Hechos de los apóstoles 14, 19-28; Sal 144, 10-11. 12-13ab. 21 ; San Juan 14, 27-3-la

Comienzan las Primeras Comuniones y ya estamos con celebraciones de la Santa Misa en las que se llena el templo y no contesta casi nadie aunque hablen mucho. A veces se consiguen momentos de silencio e incluso parece que la mayoría está pendiente de lo que sucede en el altar (excepto los de la cámara de video que parecen japoneses en viaje turístico). Durante el rezo del padrenuestro se ven caras de muchos que llegan por fin a “algo conocido” e intentan recordar la oración que aprendieron de pequeños. Pero ¡Ay!, se acerca la fatídica frase: “Daos fraternalmente la paz” y, como en la política internacional, para dar la paz se arma la guerra. Todos se ponen a hablar, se saludan como si hiciese años que no se veían (y llevan cuarenta minutos codo con codo), se mueven de sus asientos, saludan a los niños a gritos y mientras les retuercen la boca como los morros de un gorrino y dejan plantados dos marcas de carmín en la mejilla de la pobre criatura, le dicen a gritos: “Si parece un ángel, preciosísima.” Volver a conseguir la paz no es fácil, y que se retome la atención para contemplar el Cuerpo de Cristo partido por nosotros cuesta, en ocasiones, unos cuantos minutos.
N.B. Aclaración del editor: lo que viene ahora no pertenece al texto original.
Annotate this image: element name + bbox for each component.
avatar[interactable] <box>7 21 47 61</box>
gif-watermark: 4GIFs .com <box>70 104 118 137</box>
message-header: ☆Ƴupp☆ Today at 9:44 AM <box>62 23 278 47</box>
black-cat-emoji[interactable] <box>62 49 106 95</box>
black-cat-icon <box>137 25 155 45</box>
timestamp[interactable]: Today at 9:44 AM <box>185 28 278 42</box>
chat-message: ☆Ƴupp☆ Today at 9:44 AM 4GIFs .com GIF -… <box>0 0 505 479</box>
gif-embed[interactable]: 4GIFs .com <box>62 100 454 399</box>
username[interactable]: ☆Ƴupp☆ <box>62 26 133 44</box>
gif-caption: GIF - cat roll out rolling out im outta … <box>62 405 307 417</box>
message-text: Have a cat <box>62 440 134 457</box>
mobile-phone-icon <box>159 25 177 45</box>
“La paz os dejo, mi paz os doy: no os la doy yo como la da el mundo.” A veces cuando llegamos a un lugar apartado, tranquilo, lejano del “mundanal ruido” decimos: “qué paz”, pero los cristianos –habitualmente-, tenemos que buscar la paz en medio del bullicio de cada día, de las preocupaciones laborales, familiares, personales. “Que no tiemble vuestro corazón ni se acobarde” conlleva esa serenidad del corazón, ese transmitir paz en medio del caos, ese llenar de diálogo silencioso con Dios en medio de la algarabía del mundo, y eso yo lo descubro en Juan Pablo II y en algunas otras personas (desgraciadamente pocas) que traslucen paz interior, la paz de Dios, a pesar de las circunstancias externas.
La paz y el valor caminan de la mano. La paz no es fruto del consenso o del no querer molestar. Hoy escuchamos cómo a San Pablo le quieren quitar la paz a pedradas pero “él se levantó y volvió a la ciudad” a continuar predicando a Jesucristo. La paz de corazón, la paz fruto del Espíritu Santo, no lleva a apartarnos de los problemas, del “Príncipe de este mundo” sino a tener la convicción de que, acompañado por Cristo en mi vida, “él no tiene poder sobre mí” y por lo tanto se hace lo que Dios quiere aunque el ambiente o las circunstancias sean contrarias y desfavorables.
Pedir la paz para el mundo y para los corazones es una tarea urgente. Transmitir la paz no es dar gritos en la Iglesia cuando llega ese momento de la liturgia, ni abrazos desmesurados en la Misa, es colocar a Cristo en el centro de tu vida, de la vida de los otros y en el centro de la historia del mundo, consiguiendo que el corazón “no tiemble ni se acobarde.”
Santa María, Reina de la paz, consíguenos ser “instrumentos de paz” en el mundo y a nuestro alrededor.